A nightclubber was punched to the ground and kicked 15 times in the head during an unprovoked attack, a court heard.

Two teenagers narrowly escaped a jail sentence for assaulting Simon Hawkings, from Worthing, on March 26, at 2am.

Mr Hawkings was leaving Area 51 nightclub in Newland Road, Worthing, when Alexander Bryant and Matthew Spence, both 18, approached and asked if he was "queer".

At a Worthing law courts hearing, Claire Ellis, prosecuting, said: "Spence said: 'You're queer, you made a pass at my mate'.

"Mr Hawkings told them they had made a mistake but could see they were out to start trouble."

Heading for a friend's house in Stanley Road, Mr Hawkings checked behind him and Spence punched him on the back of the head.

Ms Ellis said: "The blow knocked him to the ground.

"They started to kick him about the head. Mr Hawkings curled up into a ball and wrapped his hands around his head to protect himself.

"He was unable to completely protect his head.

"The next thing he recalls is he was still on the pavement with a police constable standing over him.

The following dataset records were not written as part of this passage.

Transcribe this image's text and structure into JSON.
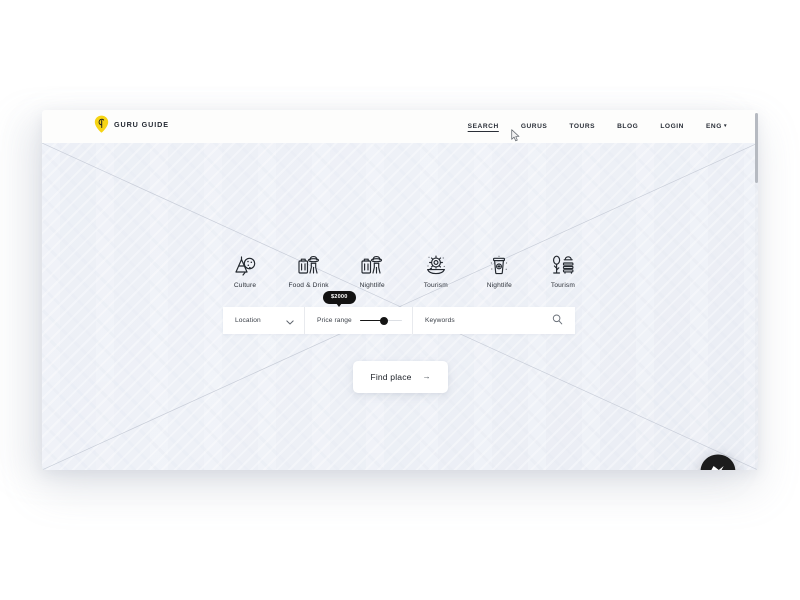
{
  "header": {
    "brand": {
      "name": "GURU GUIDE",
      "logo_icon": "map-pin-icon",
      "logo_color": "#F6D414",
      "logo_mark_color": "#1C1C1C"
    },
    "nav": [
      {
        "label": "SEARCH",
        "active": true
      },
      {
        "label": "GURUS",
        "active": false
      },
      {
        "label": "TOURS",
        "active": false
      },
      {
        "label": "BLOG",
        "active": false
      },
      {
        "label": "LOGIN",
        "active": false
      },
      {
        "label": "ENG",
        "active": false,
        "caret": "▾"
      }
    ]
  },
  "hero": {
    "categories": [
      {
        "label": "Culture",
        "icon": "easel-palette-icon"
      },
      {
        "label": "Food & Drink",
        "icon": "suitcase-hat-icon"
      },
      {
        "label": "Nightlife",
        "icon": "suitcase-hat-icon"
      },
      {
        "label": "Tourism",
        "icon": "sun-boat-icon"
      },
      {
        "label": "Nightlife",
        "icon": "coffee-cup-icon"
      },
      {
        "label": "Tourism",
        "icon": "tree-bench-icon"
      }
    ],
    "search": {
      "location": {
        "label": "Location",
        "icon": "chevron-down-icon"
      },
      "price": {
        "label": "Price range",
        "value": "$2000",
        "slider_percent": 52
      },
      "keywords": {
        "placeholder": "Keywords",
        "value": "",
        "icon": "search-icon"
      }
    },
    "cta": {
      "label": "Find place",
      "arrow": "→"
    }
  },
  "widgets": {
    "messenger": {
      "name": "messenger-bubble",
      "bg_color": "#1C1C1C",
      "mark_color": "#FFFFFF"
    }
  },
  "colors": {
    "accent_yellow": "#F6D414",
    "ink": "#1D2128",
    "hero_bg": "#EEF1F7",
    "header_bg": "#FDFDFC"
  }
}
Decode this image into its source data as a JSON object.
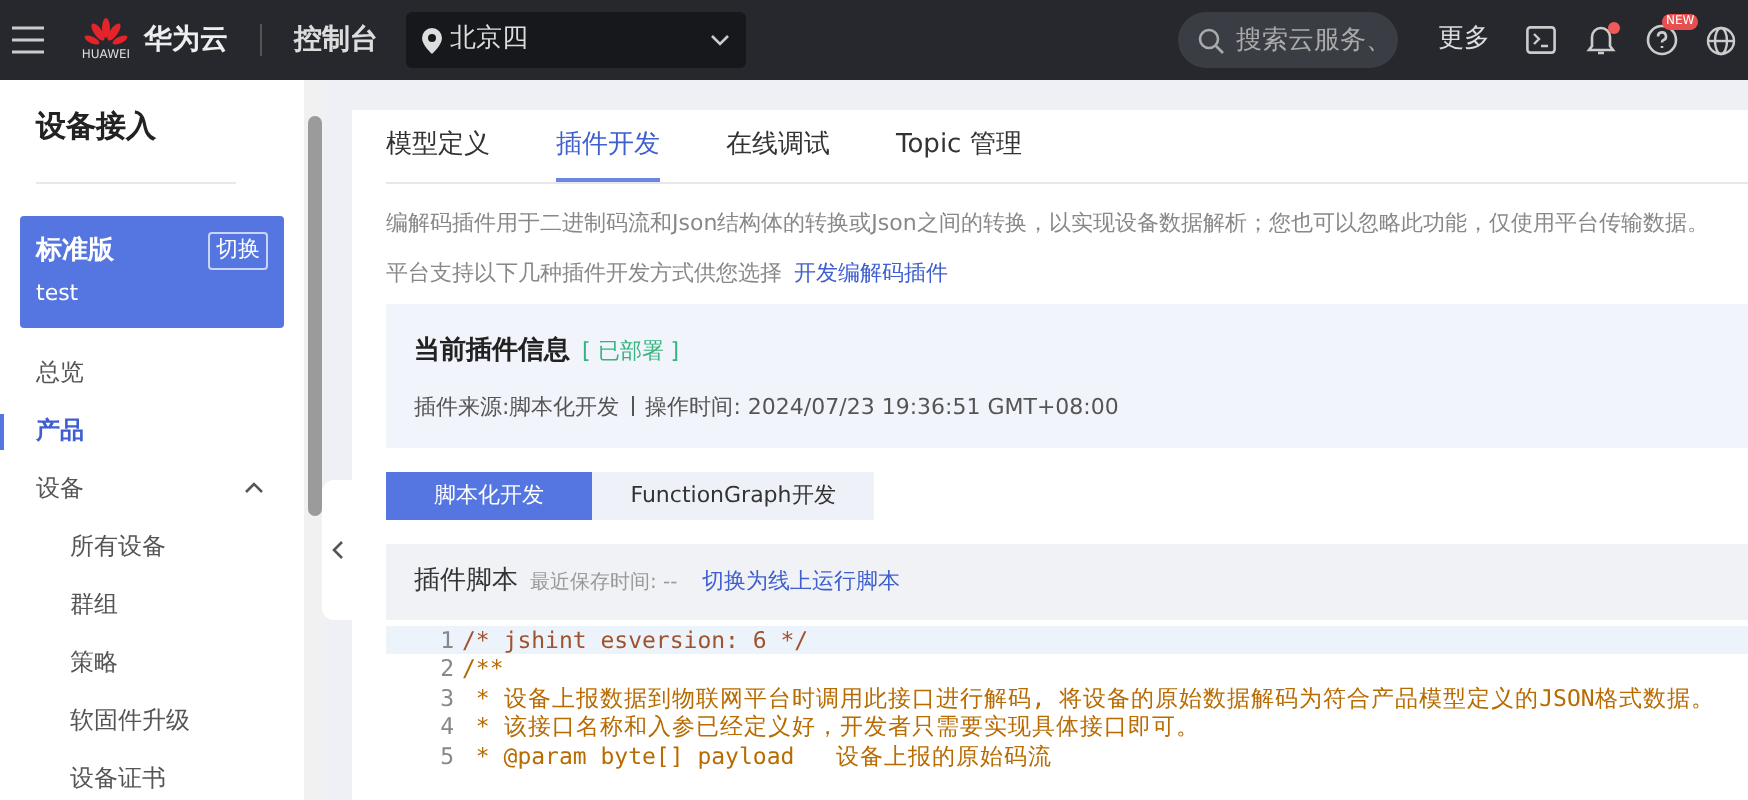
{
  "header": {
    "brand": "华为云",
    "logo_text": "HUAWEI",
    "console": "控制台",
    "region": "北京四",
    "search": {
      "placeholder": "搜索云服务、"
    },
    "more": "更多",
    "notification_dot": true,
    "help_badge": "NEW"
  },
  "sidebar": {
    "title": "设备接入",
    "edition": {
      "name": "标准版",
      "switch": "切换",
      "instance": "test"
    },
    "items": [
      {
        "label": "总览",
        "selected": false
      },
      {
        "label": "产品",
        "selected": true
      },
      {
        "label": "设备",
        "selected": false,
        "expanded": true,
        "children": [
          {
            "label": "所有设备",
            "selected": false
          },
          {
            "label": "群组",
            "selected": false
          },
          {
            "label": "策略",
            "selected": false
          },
          {
            "label": "软固件升级",
            "selected": false
          },
          {
            "label": "设备证书",
            "selected": false
          }
        ]
      }
    ]
  },
  "tabs": [
    {
      "label": "模型定义",
      "selected": false
    },
    {
      "label": "插件开发",
      "selected": true
    },
    {
      "label": "在线调试",
      "selected": false
    },
    {
      "label": "Topic 管理",
      "selected": false
    }
  ],
  "description": "编解码插件用于二进制码流和Json结构体的转换或Json之间的转换，以实现设备数据解析；您也可以忽略此功能，仅使用平台传输数据。",
  "methods_text": "平台支持以下几种插件开发方式供您选择",
  "methods_link": "开发编解码插件",
  "plugin_info": {
    "title": "当前插件信息",
    "status": "[ 已部署 ]",
    "source": "插件来源:脚本化开发",
    "time": "操作时间: 2024/07/23 19:36:51 GMT+08:00"
  },
  "dev_modes": [
    {
      "label": "脚本化开发",
      "selected": true
    },
    {
      "label": "FunctionGraph开发",
      "selected": false
    }
  ],
  "script": {
    "title": "插件脚本",
    "saved": "最近保存时间: --",
    "switch_link": "切换为线上运行脚本",
    "lines": [
      {
        "number": "1",
        "text": "/* jshint esversion: 6 */",
        "current": true
      },
      {
        "number": "2",
        "text": "/**",
        "current": false
      },
      {
        "number": "3",
        "text": " * 设备上报数据到物联网平台时调用此接口进行解码, 将设备的原始数据解码为符合产品模型定义的JSON格式数据。",
        "current": false
      },
      {
        "number": "4",
        "text": " * 该接口名称和入参已经定义好，开发者只需要实现具体接口即可。",
        "current": false
      },
      {
        "number": "5",
        "text": " * @param byte[] payload   设备上报的原始码流",
        "current": false
      }
    ]
  }
}
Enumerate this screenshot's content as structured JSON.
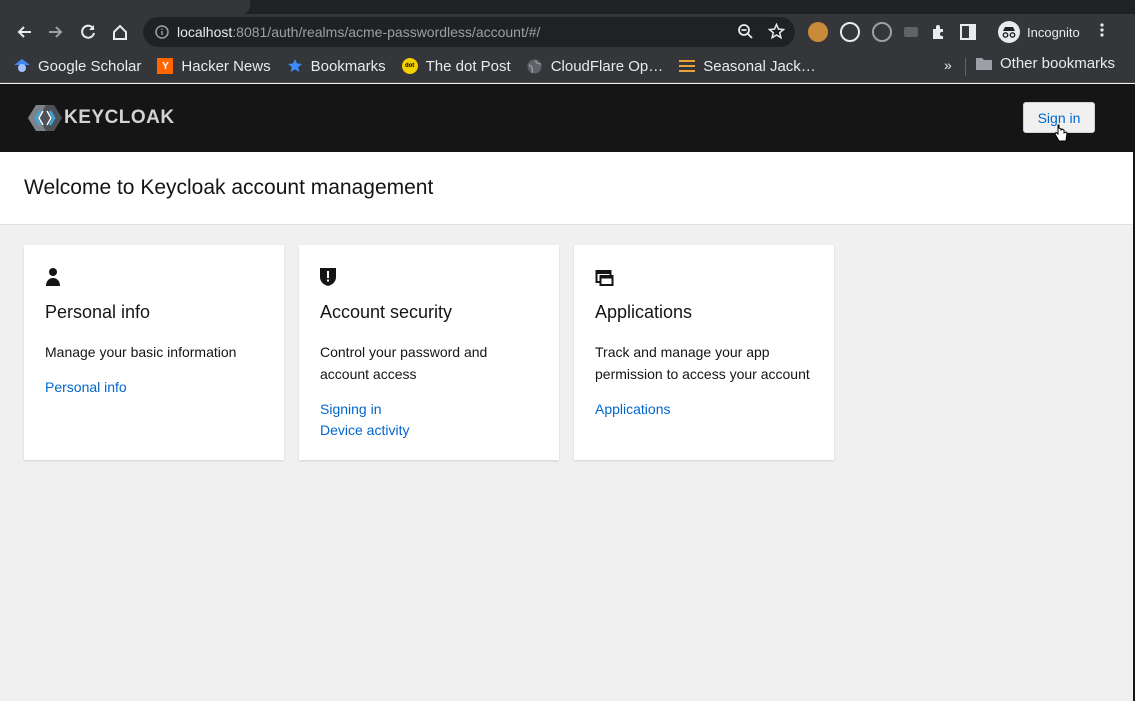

"He estimated he had been kicked 15 times to the head during the assault."

Ms Ellis said a police car had driven by and officers arrested Spence, of Bulkington Avenue, Worthing, and Bryant, of Cotswold Road, Worthing, at the scene.

Mr Hawkings suffered bruising and swelling around his head but did not need hospital treatment.

The teenagers could not explain why they had attacked him but pleaded guilty to causing actual bodily harm.

Martha Walsh, defending, said her clients had shown remorse.

She said: "Both defendants are at promising stages of their young lives and both have jeopardised their futures with this drunken incident."

She said Bryant hoped to start a football scholarship in the United States and Spence was enrolling for a bricklayer's course.

District Judge Paul Tain said he had seriously considered jailing both teenagers.

He said: "We should be able to expect members of the community to go to a nightclub, come out and go home without getting beaten up by complete strangers who, simply for their own pleasure and for no reason whatsoever, take offence to an innocent person on the street."

Bryant and Spence were given 200-hour community punishment orders, five-month curfew orders from 9pm to 5am, and had to each pay £200 compensation and £118 costs.